Forty raised beds. One hundred twenty-five plants in containers and grow bags in his driveway. To say that James Worley loves plants is an understatement. What he loves even more, though, is introducing others to the joy that backyard gardening can bring.
Worley started gardening as a child, learning from his grandfather, who filled his corner lot with tomatoes, beans, and beets. As he grew as a gardener, he diversified a bit and now grows hundreds of varietals of herbs and vegetables. Not only does he grow them, but he has also recently started teaching others how and even doing it for them in their yards.
Yum Yards, Worley's company, started last year. Its mission is two-fold--to install raised beds for people to use for their gardens and if they want, to fill those beds with plants and maintain it throughout the growing season.
"My client is a two-income family with children that cares about where their food comes from but doesn't have the time or knowledge to do all the work that comes with gardening," says Worley.
To that end, Yum Yards is extremely personalized. Worley starts by coming out to each yard and assessing the available light and space. He says that the number of times that he couldn't find enough light to grow are very few. Once he's ascertained where the best spot for growing might be, he installs raised beds in which to grow.
Worley says he prefers raised beds because it's a fresh slate where gardeners can control the environment a bit more. Starting with fertile, well-drained soil gives plants a fighting chance as opposed to the potential for bad drainage and clay. He also prefers raised beds to allow older gardeners to be able to reach their plants without killing their backs.

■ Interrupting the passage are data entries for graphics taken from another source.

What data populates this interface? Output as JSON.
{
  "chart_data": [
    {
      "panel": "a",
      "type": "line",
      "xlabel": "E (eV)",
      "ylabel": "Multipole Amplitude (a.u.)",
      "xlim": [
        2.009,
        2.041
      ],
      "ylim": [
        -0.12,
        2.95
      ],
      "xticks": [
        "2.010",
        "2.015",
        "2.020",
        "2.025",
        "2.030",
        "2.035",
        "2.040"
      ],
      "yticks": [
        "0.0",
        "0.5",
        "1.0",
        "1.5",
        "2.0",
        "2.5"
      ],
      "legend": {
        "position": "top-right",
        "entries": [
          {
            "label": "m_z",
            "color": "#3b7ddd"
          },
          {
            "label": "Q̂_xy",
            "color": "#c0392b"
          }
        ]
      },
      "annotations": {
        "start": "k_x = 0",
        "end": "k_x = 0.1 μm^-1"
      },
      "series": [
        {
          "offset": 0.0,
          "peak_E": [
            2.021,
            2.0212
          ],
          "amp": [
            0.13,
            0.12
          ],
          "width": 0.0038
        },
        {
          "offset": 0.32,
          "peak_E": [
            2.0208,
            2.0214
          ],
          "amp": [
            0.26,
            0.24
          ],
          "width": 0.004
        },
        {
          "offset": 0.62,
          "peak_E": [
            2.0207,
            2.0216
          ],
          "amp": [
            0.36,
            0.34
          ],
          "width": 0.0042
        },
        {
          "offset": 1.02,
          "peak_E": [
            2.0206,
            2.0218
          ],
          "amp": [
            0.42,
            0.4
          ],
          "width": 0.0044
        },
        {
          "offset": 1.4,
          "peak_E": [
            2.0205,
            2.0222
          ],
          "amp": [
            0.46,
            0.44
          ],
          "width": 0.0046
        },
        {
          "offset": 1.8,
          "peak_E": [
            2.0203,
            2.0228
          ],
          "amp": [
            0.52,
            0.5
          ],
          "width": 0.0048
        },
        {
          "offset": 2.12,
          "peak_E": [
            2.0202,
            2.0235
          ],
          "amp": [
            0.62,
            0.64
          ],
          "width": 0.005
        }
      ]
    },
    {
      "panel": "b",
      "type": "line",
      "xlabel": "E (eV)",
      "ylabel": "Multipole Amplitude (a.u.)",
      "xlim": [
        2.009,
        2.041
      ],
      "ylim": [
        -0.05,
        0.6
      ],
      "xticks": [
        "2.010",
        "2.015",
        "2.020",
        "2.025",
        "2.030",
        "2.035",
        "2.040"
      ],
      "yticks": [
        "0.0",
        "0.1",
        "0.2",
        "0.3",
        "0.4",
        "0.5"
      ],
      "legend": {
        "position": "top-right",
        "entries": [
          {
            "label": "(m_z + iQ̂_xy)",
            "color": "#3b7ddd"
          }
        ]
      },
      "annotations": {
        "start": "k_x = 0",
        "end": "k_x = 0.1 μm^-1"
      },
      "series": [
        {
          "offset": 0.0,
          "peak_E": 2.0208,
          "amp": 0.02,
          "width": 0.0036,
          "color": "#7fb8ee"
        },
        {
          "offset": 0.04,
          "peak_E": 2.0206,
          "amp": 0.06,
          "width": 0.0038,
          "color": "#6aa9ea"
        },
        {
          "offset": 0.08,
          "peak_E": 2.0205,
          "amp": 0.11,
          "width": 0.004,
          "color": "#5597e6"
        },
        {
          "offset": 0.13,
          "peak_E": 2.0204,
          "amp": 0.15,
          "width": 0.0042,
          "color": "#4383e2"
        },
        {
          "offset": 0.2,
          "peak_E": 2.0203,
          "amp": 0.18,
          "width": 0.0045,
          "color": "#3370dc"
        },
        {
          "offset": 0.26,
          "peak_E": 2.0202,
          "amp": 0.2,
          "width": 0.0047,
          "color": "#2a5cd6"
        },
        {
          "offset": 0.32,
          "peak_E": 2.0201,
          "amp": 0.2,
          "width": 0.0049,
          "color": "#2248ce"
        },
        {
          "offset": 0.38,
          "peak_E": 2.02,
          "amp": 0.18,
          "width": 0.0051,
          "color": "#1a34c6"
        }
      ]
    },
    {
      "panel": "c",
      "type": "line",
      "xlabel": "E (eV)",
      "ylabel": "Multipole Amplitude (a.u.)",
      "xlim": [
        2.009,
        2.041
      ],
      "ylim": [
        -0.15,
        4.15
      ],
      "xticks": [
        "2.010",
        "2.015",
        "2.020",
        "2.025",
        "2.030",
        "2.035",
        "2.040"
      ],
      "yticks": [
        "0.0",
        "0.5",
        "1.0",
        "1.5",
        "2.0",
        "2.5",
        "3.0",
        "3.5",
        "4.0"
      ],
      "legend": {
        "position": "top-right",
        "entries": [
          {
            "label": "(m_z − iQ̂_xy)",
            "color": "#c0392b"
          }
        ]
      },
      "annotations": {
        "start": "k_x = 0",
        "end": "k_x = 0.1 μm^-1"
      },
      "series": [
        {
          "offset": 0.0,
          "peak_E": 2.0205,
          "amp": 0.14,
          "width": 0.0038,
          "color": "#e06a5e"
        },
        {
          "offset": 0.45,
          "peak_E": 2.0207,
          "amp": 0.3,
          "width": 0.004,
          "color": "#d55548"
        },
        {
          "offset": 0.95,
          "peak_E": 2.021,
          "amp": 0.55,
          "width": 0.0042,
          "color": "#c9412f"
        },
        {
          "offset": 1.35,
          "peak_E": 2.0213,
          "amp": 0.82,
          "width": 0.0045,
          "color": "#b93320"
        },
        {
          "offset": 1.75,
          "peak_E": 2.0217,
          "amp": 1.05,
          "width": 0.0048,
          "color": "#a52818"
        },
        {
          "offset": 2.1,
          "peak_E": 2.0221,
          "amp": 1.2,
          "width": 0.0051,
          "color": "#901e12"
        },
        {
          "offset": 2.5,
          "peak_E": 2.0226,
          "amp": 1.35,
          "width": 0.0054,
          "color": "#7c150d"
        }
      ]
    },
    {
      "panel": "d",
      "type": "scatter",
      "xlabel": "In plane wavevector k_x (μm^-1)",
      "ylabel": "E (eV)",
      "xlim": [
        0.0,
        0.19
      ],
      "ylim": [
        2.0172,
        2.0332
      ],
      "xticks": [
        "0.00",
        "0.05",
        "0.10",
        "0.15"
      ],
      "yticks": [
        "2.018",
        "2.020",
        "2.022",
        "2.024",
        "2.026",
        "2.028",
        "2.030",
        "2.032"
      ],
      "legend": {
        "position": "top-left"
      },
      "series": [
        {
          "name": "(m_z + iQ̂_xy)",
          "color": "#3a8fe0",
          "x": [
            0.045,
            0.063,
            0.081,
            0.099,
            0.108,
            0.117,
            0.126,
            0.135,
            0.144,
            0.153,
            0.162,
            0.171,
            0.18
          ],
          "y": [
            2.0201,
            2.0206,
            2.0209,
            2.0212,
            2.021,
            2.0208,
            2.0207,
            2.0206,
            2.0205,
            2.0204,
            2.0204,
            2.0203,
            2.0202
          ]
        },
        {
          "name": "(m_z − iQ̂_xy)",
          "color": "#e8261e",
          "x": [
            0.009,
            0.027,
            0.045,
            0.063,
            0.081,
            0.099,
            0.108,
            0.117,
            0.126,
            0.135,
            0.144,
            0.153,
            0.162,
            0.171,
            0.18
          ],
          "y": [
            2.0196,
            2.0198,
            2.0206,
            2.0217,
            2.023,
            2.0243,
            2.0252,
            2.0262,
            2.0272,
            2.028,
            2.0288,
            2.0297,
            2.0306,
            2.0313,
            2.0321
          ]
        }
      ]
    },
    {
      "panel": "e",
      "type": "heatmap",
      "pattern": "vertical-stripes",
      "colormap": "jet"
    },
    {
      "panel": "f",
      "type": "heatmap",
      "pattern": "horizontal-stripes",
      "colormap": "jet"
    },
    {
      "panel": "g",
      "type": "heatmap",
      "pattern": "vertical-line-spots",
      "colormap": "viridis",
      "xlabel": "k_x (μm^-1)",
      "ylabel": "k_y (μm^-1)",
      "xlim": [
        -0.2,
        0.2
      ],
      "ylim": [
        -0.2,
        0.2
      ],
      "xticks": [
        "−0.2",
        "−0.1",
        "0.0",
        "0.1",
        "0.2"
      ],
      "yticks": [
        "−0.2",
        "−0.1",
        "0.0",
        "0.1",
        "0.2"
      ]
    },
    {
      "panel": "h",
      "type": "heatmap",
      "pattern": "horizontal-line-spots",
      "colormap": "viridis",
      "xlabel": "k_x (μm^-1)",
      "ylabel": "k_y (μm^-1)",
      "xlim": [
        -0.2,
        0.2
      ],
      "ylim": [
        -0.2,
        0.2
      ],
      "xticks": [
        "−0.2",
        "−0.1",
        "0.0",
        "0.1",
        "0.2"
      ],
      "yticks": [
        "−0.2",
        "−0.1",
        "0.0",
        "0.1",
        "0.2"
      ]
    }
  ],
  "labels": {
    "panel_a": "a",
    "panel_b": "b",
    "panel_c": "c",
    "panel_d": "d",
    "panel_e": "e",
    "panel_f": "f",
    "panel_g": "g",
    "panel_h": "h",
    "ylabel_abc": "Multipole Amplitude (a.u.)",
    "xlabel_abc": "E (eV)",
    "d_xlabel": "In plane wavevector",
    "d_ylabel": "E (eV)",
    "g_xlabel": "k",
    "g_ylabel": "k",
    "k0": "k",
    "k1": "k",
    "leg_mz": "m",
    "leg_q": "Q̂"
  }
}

Those raised beds also give clients a wide variety of options for their configuration, from modular beds in several spaces to linear beds or horseshoe or L-shapes.
Some clients only utilize Worley's bed-building skills but some take advantage of his growing skills as well. Worley provides all the plants and visits the garden two to three times a month to weed and maintain them throughout the growing season. With each visit, he includes a journal of what he did and instructions on what to do in-between visits. He also includes recipes from local chefs that utilize the crops that each homeowner is growing.
"All the homeowner needs to do is a little watering (or let me install an irrigation system) and picking, cooking, and eating--the fun parts of gardening!" says Worley.
He uses succession planting techniques to extend the growing season for his clients without having to use additional space. Personally, he grows all the way from March into the late fall.
"Before you plant a tomato, you can grow in the same spot. You can plant lettuce or radishes or kohlrabi. Then in the shade of that same tomato plant in the fall, you can plant fall radishes and lettuces and spinach. You can get three harvests out of one spot," says Worley.
Worley says that many of his clients have used CSAs (community-supported agriculture) in the past but want to customize their crops a bit more. Worley says that the drawback of CSAs can be vegetables that shareholders don't like or know how to use. A customized survey at the beginning of each season assures clients that they are growing what they want to eat.
As a former teacher, Worley's teaching experience is coming in handy. He says that many of his clients, which are mainly women, enjoy sending their kids out to help and learn.
As Yum Yards continues to grow, Worley says that he plans on adding members to his team but right now, he's putting in legwork all over the city. In addition to building the beds and maintaining gardens, he will pick ripe vegetables for clients if they are on vacation and donate the yield to local food shelters.